In “Treat All Students with Respect,” Gilpatrick reminds teachers to carefully monitor their behavior and interactions with all students.
Speaking of a previous experience with a student with challenging behavior, Gilpatrick writes: “I treated her with all the fruits of the Spirit I could – love, patience, kindness and gentleness. When that occurred, Melissa totally transformed her approach in my classroom.”
“Students come with all kinds of experiences to classrooms,” Gilpatrick said, “so being able to read about veteran or seasoned teachers who have gone through various experiences will help these student teachers realize that they can get through teaching. This is a blueprint on how to make it work so that they can self-advocate and make a difference in someone else’s life.”
She added, “I believe that kids can learn if you are kind to them and if you respect them. They will rise to the challenge no matter where they are coming from or what their background is, as long as you validate them. I would hope that students would not have challenging experiences, but I think my story shows that through resilience and perseverance there will ultimately be winning moments.”
In “Comprehensible Input Matters,” Dr. Lisa Bernier refers to the biblical passage of Nehemiah, in which Nehemia and other Israelites work to rebuild the walls of Jerusalem, immediately followed by Ezra’s reading of the law.
“The Bible says they got men, women, children and anyone who could understand and they sat them in groups of 50,” said Bernier. “Ezra assigned people to be teachers of these small groups to make sure they understood what God’s word said because it was that important to God. It wasn’t enough to just say it once. As teachers, we get students from all nations and backgrounds, and it is important that what we are teaching is comprehensible to them.”
She added, “I hope our students see that God is in everything and that He has called them out to be teachers. He is the ultimate teacher, and so His word is applicable to them as teachers.”
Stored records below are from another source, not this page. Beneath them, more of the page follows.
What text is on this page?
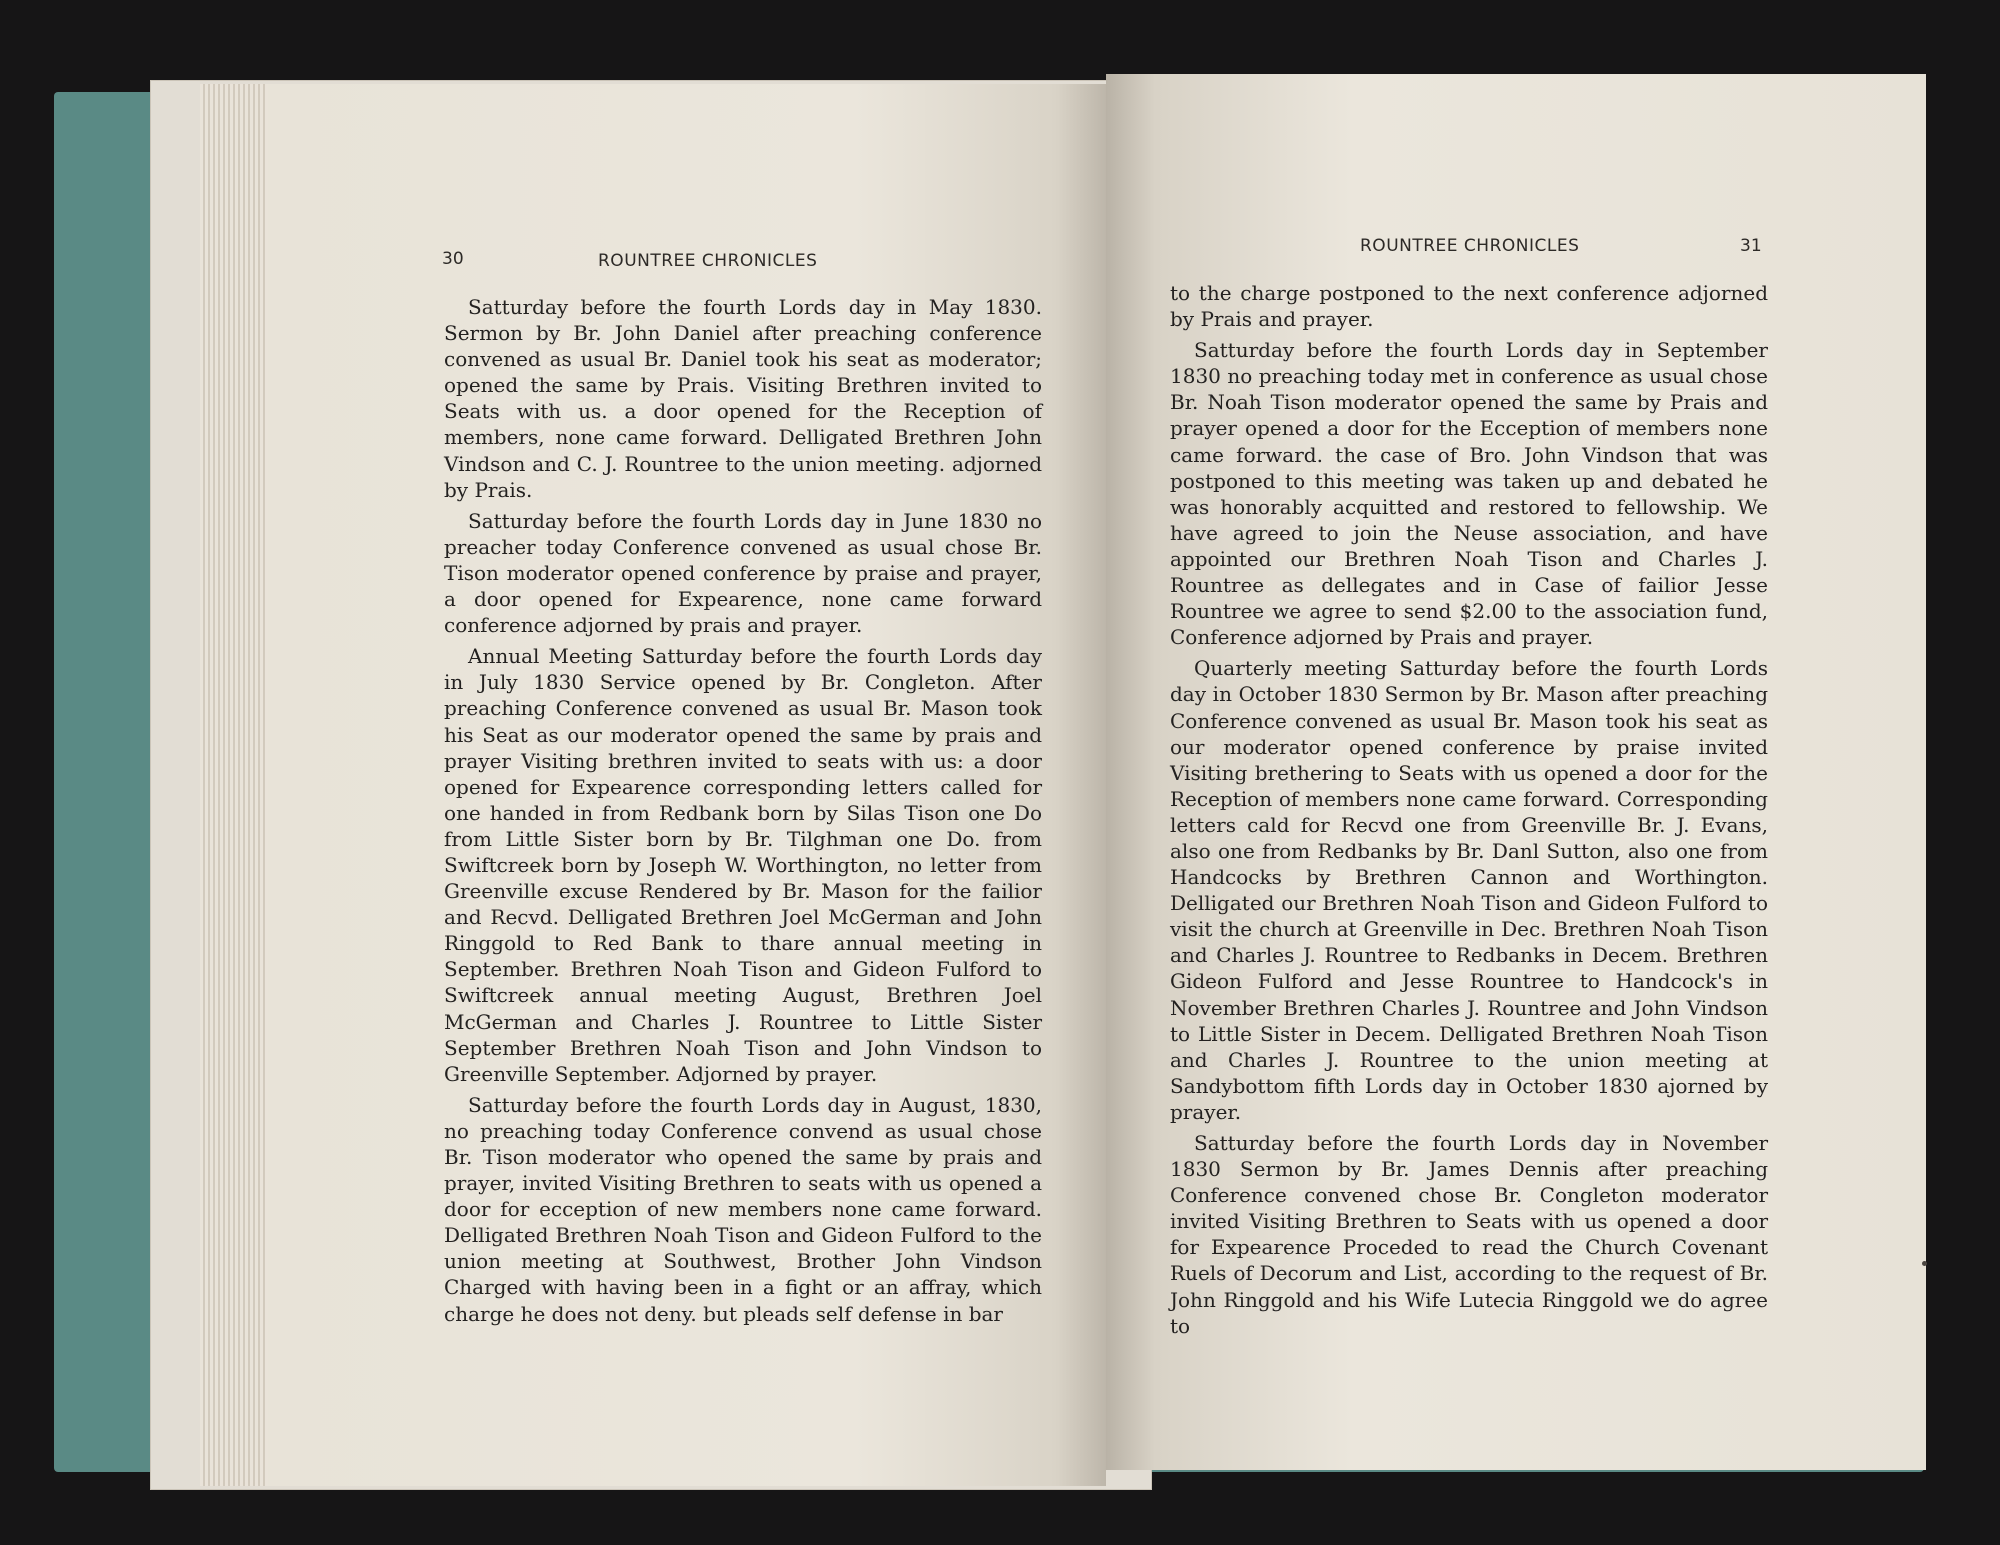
30	ROUNTREE CHRONICLES

Satturday before the fourth Lords day in May 1830. Sermon by Br. John Daniel after preaching conference convened as usual Br. Daniel took his seat as moderator; opened the same by Prais. Visiting Brethren invited to Seats with us. a door opened for the Reception of members, none came forward. Delligated Brethren John Vindson and C. J. Rountree to the union meeting. adjorned by Prais.

Satturday before the fourth Lords day in June 1830 no preacher today Conference convened as usual chose Br. Tison moderator opened conference by praise and prayer, a door opened for Expearence, none came forward conference adjorned by prais and prayer.

Annual Meeting Satturday before the fourth Lords day in July 1830 Service opened by Br. Congleton. After preaching Conference convened as usual Br. Mason took his Seat as our moderator opened the same by prais and prayer Visiting brethren invited to seats with us: a door opened for Expearence corresponding letters called for one handed in from Redbank born by Silas Tison one Do from Little Sister born by Br. Tilghman one Do. from Swiftcreek born by Joseph W. Worthington, no letter from Greenville excuse Rendered by Br. Mason for the failior and Recvd. Delligated Brethren Joel McGerman and John Ringgold to Red Bank to thare annual meeting in September. Brethren Noah Tison and Gideon Fulford to Swiftcreek annual meeting August, Brethren Joel McGerman and Charles J. Rountree to Little Sister September Brethren Noah Tison and John Vindson to Greenville September. Adjorned by prayer.

Satturday before the fourth Lords day in August, 1830, no preaching today Conference convend as usual chose Br. Tison moderator who opened the same by prais and prayer, invited Visiting Brethren to seats with us opened a door for ecception of new members none came forward. Delligated Brethren Noah Tison and Gideon Fulford to the union meeting at Southwest, Brother John Vindson Charged with having been in a fight or an affray, which charge he does not deny. but pleads self defense in bar

ROUNTREE CHRONICLES	31

to the charge postponed to the next conference adjorned by Prais and prayer.

Satturday before the fourth Lords day in September 1830 no preaching today met in conference as usual chose Br. Noah Tison moderator opened the same by Prais and prayer opened a door for the Ecception of members none came forward. the case of Bro. John Vindson that was postponed to this meeting was taken up and debated he was honorably acquitted and restored to fellowship. We have agreed to join the Neuse association, and have appointed our Brethren Noah Tison and Charles J. Rountree as dellegates and in Case of failior Jesse Rountree we agree to send $2.00 to the association fund, Conference adjorned by Prais and prayer.

Quarterly meeting Satturday before the fourth Lords day in October 1830 Sermon by Br. Mason after preaching Conference convened as usual Br. Mason took his seat as our moderator opened conference by praise invited Visiting brethering to Seats with us opened a door for the Reception of members none came forward. Corresponding letters cald for Recvd one from Greenville Br. J. Evans, also one from Redbanks by Br. Danl Sutton, also one from Handcocks by Brethren Cannon and Worthington. Delligated our Brethren Noah Tison and Gideon Fulford to visit the church at Greenville in Dec. Brethren Noah Tison and Charles J. Rountree to Redbanks in Decem. Brethren Gideon Fulford and Jesse Rountree to Handcock's in November Brethren Charles J. Rountree and John Vindson to Little Sister in Decem. Delligated Brethren Noah Tison and Charles J. Rountree to the union meeting at Sandybottom fifth Lords day in October 1830 ajorned by prayer.

Satturday before the fourth Lords day in November 1830 Sermon by Br. James Dennis after preaching Conference convened chose Br. Congleton moderator invited Visiting Brethren to Seats with us opened a door for Expearence Proceded to read the Church Covenant Ruels of Decorum and List, according to the request of Br. John Ringgold and his Wife Lutecia Ringgold we do agree to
In the story “In His League,” Paul Danuser recognizes that teaching is a special calling. While having grown up with a passion for baseball and dreaming to become a major league baseball player, Danuser realized he wanted to be a teacher when he heard an “odd” voice calling him to teach in college.
Danuser referred to a scene in the iconic baseball film, “Field of Dreams,” where in the movie (just like in real life) “Moonlight” Graham played in only one MLB game and never got a chance to come to the plate. Once his baseball career was over, he became a doctor.
In the film, when main character John Kinsella (played by Kevin Costner) tells Graham (played by Burt Lancaster) that it was a tragedy he only got to be a baseball player for one inning, Graham responds, “If I’d only gotten to be a doctor for five minutes, now that would have been a tragedy.”
It is in that moment that the character reveals that his dream is medicine, not sports – and a moment that Danuser thinks about at the start of each school year, he said.
“If I had been a major league baseball player, I would not have the 6,000 students that I’ve had. I wouldn’t have had the chance to be ‘Professor D.’ I’m glad it worked out this way.”
Gilpatrick added, “Everybody thinks that teachers are experts in education, but really, teaching has an art and science behind it. Teaching is also the only profession that teaches all other professions … we teach future engineers, physicians, lawyers, journalists … and that’s really gratifying. We get to have a small part in how they are going to serve their community.”